Semantics & Sentiment Analysis:
Word2vec:
Word2vec trains words against other words that neighbour them in the input corpus.It does so in 1 of 2 ways:
If you try to implement word to vec on yourself, it takes a very long time on very large corpus.So usually the built in embedded word2vec are used.
If you want to train your on auto-encoder for word to vector, theoritically you can choose between 100 to 1000 dimensions.
Since we have each word mapped to a vector in this 300 dimensional space. We can use cosine similarity to measure how similar word vectors are to each other.
Cosine similarity is just checking the distance between two vectors.
here we see simply diagram in 2 dimensional space.
But this expands out to N dimension.
In our case, we'll be taking several 300 dimensional vectors and then calculating the coisne similarity between them, to see what vectors are most similar to each other, here actual vectors represents words
This also means we can perform vector arithmetic with the new word vectors.
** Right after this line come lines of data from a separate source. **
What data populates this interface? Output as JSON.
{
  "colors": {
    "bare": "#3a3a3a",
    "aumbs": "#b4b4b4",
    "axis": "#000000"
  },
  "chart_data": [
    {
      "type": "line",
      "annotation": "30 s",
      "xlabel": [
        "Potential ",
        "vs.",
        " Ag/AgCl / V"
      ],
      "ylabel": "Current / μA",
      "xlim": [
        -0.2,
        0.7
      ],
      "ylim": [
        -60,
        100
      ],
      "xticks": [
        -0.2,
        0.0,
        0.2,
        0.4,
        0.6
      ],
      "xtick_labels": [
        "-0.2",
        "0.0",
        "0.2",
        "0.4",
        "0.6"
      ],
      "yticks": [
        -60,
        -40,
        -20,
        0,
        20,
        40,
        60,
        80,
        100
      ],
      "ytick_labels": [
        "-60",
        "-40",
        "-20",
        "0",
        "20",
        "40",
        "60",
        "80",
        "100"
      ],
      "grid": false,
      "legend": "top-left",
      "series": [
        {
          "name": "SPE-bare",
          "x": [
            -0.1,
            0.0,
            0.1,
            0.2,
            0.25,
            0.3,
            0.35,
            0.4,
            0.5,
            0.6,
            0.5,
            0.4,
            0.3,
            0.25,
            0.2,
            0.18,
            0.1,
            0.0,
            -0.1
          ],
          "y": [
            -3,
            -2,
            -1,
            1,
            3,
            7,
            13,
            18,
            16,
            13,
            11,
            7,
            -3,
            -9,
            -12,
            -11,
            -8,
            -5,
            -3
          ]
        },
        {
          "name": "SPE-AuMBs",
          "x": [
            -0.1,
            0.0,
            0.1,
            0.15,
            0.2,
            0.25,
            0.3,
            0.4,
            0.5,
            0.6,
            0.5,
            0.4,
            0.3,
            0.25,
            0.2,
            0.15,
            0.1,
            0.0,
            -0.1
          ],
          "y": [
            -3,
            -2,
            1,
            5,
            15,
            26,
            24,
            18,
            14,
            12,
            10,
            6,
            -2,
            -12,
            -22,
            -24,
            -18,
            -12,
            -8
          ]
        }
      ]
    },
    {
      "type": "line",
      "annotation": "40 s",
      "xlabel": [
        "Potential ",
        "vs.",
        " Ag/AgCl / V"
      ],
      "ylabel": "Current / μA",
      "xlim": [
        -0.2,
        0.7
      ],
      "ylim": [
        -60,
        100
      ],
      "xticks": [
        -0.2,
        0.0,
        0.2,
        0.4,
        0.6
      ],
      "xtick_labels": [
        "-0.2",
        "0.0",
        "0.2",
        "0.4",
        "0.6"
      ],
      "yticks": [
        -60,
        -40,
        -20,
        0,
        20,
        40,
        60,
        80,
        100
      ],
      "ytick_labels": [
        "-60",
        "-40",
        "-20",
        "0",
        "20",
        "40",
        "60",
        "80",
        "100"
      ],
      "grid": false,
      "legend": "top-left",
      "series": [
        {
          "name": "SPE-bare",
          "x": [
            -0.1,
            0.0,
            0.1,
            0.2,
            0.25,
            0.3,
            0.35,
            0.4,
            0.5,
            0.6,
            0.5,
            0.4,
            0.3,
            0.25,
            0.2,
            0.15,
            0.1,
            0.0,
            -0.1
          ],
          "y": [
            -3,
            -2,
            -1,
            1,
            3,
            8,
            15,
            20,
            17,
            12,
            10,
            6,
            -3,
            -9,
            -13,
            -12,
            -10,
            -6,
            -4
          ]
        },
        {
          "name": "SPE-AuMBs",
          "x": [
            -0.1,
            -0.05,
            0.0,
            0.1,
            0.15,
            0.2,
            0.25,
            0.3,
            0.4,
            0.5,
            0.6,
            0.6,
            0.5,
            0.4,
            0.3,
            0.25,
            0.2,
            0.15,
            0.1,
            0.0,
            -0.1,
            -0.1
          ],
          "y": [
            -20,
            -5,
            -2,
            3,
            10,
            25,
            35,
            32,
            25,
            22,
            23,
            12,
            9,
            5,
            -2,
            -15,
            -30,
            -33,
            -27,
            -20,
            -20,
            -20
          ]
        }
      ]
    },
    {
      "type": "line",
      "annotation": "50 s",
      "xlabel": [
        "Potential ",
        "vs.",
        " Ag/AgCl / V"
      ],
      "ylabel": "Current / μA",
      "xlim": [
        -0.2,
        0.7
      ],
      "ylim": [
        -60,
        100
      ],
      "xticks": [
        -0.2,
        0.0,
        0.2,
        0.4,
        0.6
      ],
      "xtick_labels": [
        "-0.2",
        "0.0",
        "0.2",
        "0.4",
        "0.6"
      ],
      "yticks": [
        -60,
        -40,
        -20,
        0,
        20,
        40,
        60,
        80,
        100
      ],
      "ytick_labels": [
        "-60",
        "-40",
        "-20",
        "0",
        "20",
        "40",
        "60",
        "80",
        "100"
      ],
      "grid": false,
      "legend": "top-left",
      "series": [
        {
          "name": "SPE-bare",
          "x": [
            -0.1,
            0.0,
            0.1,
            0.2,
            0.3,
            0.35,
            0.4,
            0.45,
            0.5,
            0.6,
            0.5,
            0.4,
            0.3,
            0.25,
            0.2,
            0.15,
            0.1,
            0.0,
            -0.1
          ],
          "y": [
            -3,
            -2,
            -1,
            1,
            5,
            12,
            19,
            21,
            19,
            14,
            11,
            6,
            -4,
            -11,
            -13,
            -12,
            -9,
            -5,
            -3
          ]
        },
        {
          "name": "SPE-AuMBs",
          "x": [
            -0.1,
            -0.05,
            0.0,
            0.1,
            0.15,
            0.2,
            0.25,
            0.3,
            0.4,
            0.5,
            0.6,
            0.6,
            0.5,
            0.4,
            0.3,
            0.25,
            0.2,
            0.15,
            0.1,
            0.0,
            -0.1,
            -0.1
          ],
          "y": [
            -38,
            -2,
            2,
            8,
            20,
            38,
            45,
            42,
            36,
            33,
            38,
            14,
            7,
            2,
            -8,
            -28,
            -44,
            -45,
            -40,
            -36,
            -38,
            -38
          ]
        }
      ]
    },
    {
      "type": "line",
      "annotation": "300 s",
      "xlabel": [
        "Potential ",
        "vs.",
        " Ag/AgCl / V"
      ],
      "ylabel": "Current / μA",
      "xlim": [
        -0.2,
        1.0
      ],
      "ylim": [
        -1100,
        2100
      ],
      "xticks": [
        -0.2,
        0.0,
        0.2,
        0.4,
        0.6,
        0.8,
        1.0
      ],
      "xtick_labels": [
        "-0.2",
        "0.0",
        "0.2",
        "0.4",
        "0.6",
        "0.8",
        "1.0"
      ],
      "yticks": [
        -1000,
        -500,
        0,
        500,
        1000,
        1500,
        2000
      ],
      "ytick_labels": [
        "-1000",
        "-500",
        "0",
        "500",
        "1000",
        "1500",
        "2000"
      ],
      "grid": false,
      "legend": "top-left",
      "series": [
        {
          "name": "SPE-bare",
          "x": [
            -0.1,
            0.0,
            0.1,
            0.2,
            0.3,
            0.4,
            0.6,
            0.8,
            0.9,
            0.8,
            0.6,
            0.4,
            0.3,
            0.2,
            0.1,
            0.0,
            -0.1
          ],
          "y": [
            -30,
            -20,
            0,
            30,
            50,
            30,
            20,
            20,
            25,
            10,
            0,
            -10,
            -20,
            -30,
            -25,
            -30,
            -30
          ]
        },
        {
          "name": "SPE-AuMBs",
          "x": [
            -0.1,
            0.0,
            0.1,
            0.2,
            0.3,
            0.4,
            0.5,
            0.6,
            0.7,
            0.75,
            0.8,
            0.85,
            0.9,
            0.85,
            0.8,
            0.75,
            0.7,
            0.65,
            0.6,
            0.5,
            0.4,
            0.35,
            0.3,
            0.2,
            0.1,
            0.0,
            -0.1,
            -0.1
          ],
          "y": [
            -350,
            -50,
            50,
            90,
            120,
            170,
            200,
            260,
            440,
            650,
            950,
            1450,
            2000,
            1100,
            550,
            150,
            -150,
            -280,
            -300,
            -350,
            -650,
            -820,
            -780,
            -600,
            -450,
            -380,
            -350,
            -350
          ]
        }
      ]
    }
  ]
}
So we can calculate a brand new vector by performing arithmetic that is adding or subtracting different vectors.
So i can take :
Vector(King) - Vector(Men) + Vector (Women)
here i can now, attempt to find the most similar existing vector to this new vector
So it close existing vector could be queen.
Vector(King) - Vector(Men) + Vector (Women) = Vector (Queen)
Essentially
So this is able to establish really interesting relationships between the word vectors. Including relationship between male vs female or even dimension of verb tense. Walking is to walk, swimming is to swim.